MERRY: Semantically Decoupled Evaluation of Multimodal Emotional and Role Consistencies of Role-Playing Agents

Zhenyu Wang, Xiaofen Xing, Yirong Chen, Xiangmin Xu · Feb 24, 2026 · Citations: 0

Abstract

Multimodal Role-Playing Agents (MRPAs) are attracting increasing attention due to their ability to deliver more immersive multimodal emotional interactions. However, existing studies still rely on pure textual benchmarks to evaluate the text responses of MRPAs, while delegating the assessment of their multimodal expressions solely to modality-synthesis metrics. This evaluation paradigm, on the one hand, entangles semantic assessment with modality generation, leading to ambiguous error attribution, and on the other hand remains constrained by the heavy reliance on human judgment. To this end, we propose MERRY, a semantically decoupled evaluation framework for assessing Multimodal Emotional and Role consistencies of Role-playing agents. This framework introduce five refined metrics for EC and three for RC. Notably, we transform the traditional subjective scoring approach into a novel bidirectional-evidence-finding task, significantly improving the human agreement of LLM-as-Judge evaluations. Based on MERRY, we conduct extensive evaluations. Our empirical results primarily reveal that: (1) Training on synthetic datasets tends to reduce emotional consistency, whereas training on real-world datasets improves it; (2) Existing models suffer from emotional templatization and simplification, exhibiting positive-bias and performance bottleneck in fine-grained negative emotions; (3) Simple prompting method strengthens the weak models but constrains the strong ones, while simple fine-tuning method suffers from poor role generalization.
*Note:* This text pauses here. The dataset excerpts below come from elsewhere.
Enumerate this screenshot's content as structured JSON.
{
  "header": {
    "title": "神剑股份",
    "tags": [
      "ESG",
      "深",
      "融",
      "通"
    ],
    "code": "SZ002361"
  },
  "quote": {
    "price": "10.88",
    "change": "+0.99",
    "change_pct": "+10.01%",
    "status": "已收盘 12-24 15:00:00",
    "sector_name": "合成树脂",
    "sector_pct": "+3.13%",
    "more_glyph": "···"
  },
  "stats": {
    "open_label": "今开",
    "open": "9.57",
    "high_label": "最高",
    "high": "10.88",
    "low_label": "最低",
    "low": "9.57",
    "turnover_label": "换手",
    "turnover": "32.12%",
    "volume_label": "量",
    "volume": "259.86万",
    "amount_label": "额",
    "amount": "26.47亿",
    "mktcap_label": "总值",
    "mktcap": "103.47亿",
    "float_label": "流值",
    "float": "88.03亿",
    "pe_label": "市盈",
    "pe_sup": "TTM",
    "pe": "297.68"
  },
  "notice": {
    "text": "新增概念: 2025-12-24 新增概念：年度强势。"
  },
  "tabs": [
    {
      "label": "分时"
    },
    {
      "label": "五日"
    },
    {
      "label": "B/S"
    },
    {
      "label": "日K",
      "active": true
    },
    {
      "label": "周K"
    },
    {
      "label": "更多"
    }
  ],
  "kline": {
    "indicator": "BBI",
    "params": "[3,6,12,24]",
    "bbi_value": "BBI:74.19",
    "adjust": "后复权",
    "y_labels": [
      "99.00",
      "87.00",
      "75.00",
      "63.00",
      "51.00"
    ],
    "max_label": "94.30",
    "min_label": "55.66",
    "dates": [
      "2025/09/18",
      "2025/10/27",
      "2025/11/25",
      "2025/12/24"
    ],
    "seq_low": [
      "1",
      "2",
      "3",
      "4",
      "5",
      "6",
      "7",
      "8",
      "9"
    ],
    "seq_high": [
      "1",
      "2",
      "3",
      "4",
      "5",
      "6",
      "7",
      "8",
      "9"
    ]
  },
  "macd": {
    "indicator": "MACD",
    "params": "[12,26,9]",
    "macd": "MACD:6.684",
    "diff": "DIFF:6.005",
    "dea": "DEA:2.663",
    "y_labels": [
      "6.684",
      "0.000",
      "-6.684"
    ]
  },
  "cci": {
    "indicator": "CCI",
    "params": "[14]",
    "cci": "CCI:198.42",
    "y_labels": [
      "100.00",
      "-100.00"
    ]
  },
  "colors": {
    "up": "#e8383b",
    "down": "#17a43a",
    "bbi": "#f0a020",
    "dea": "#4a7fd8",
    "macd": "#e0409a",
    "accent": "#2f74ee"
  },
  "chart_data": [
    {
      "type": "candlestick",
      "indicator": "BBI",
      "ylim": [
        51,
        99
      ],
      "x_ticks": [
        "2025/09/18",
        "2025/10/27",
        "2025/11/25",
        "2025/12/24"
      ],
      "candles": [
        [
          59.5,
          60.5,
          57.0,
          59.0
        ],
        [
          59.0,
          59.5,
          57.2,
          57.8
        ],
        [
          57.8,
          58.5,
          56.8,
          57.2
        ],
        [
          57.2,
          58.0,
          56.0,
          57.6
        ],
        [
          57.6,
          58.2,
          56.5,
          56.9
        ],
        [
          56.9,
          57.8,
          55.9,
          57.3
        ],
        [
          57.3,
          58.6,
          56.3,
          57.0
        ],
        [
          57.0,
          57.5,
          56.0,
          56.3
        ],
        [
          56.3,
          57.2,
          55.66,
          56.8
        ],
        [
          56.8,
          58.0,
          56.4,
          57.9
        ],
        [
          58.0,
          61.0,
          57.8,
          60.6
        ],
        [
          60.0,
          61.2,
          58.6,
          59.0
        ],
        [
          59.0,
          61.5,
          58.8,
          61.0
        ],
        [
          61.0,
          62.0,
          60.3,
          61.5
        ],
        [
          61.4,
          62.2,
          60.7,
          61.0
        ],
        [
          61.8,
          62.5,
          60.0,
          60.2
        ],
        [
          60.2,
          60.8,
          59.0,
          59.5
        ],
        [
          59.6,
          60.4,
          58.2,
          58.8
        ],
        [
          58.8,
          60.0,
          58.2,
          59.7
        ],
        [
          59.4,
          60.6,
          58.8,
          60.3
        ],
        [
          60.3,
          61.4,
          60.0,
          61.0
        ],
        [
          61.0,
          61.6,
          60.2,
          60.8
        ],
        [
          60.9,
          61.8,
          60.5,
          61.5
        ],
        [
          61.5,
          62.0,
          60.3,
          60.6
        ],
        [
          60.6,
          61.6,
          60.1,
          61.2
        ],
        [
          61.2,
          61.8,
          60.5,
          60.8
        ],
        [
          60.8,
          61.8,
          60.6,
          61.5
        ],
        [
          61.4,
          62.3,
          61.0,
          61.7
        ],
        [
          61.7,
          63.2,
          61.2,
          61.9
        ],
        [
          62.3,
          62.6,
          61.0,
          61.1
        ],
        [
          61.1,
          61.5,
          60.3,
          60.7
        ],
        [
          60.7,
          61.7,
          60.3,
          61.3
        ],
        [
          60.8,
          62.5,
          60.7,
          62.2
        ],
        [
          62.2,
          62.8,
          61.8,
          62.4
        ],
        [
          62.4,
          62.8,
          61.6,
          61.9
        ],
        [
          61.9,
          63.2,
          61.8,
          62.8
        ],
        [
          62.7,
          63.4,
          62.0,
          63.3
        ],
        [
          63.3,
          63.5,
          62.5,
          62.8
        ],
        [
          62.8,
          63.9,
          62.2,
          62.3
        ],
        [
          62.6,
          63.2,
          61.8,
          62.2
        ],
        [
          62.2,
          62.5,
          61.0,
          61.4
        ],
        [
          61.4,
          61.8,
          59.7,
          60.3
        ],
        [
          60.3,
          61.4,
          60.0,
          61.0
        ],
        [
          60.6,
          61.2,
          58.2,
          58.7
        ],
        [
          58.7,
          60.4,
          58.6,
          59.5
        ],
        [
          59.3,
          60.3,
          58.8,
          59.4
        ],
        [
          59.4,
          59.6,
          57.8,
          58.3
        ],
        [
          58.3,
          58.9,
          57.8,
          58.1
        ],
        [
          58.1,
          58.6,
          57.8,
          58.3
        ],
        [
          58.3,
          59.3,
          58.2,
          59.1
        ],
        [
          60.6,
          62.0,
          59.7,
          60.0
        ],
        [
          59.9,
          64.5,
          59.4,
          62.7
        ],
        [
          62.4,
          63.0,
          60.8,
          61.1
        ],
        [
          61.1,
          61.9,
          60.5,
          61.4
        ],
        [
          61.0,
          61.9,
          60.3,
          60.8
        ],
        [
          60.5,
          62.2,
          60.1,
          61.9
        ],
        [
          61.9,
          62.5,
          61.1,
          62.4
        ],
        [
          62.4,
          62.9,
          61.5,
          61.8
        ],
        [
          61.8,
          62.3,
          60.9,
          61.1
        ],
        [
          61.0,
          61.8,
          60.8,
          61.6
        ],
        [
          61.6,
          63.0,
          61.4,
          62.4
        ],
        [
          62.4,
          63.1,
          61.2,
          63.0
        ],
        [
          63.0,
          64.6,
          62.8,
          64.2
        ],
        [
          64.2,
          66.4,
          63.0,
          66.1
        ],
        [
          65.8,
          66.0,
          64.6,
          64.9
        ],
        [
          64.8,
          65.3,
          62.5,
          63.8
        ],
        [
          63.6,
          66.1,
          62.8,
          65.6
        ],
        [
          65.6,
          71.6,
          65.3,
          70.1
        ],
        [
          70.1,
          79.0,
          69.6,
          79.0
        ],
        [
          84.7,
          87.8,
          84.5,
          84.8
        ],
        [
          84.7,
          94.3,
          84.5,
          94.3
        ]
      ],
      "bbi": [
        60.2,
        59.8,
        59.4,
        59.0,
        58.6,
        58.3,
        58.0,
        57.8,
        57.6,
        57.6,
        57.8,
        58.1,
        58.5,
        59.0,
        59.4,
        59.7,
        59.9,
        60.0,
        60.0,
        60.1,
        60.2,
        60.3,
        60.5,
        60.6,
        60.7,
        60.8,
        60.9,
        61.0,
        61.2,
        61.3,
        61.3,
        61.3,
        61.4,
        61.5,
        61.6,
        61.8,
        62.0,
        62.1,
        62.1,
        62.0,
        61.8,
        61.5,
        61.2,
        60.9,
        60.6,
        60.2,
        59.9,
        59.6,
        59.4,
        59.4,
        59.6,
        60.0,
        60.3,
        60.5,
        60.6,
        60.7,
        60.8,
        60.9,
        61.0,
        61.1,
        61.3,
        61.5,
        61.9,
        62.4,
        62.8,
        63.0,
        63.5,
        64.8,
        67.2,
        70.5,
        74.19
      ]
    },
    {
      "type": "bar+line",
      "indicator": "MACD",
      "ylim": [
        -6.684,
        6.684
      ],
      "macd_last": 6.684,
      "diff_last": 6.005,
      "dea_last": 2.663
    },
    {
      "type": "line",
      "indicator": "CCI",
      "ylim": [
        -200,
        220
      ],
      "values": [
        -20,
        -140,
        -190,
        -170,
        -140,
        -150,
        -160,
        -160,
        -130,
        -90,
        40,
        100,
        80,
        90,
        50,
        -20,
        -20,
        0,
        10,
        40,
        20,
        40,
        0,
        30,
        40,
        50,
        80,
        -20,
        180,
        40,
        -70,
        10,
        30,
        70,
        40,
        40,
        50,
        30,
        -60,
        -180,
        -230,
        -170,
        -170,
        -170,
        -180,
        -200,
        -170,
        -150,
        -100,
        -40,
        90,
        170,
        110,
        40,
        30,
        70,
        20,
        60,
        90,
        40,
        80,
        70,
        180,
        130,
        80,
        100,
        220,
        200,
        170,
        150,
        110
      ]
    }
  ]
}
Codes and dataset are available.

Human Data Lens

Uses human feedback: No
Feedback types: None
Rater population: Unknown
Unit of annotation: Unknown
Expertise required: Coding

Evaluation Lens

Evaluation modes: Llm As Judge
Agentic eval: None
Quality controls: Not reported
Confidence: 0.35
Flags: low_signal, possible_false_positive

Research Summary

Contribution Summary

Multimodal Role-Playing Agents (MRPAs) are attracting increasing attention due to their ability to deliver more immersive multimodal emotional interactions.
However, existing studies still rely on pure textual benchmarks to evaluate the text responses of MRPAs, while delegating the assessment of their multimodal expressions solely to modality-synthesis metrics.
This evaluation paradigm, on the one hand, entangles semantic assessment with modality generation, leading to ambiguous error attribution, and on the other hand remains constrained by the heavy reliance on human judgment.

Why It Matters For Eval

Multimodal Role-Playing Agents (MRPAs) are attracting increasing attention due to their ability to deliver more immersive multimodal emotional interactions.
However, existing studies still rely on pure textual benchmarks to evaluate the text responses of MRPAs, while delegating the assessment of their multimodal expressions solely to modality-synthesis metrics.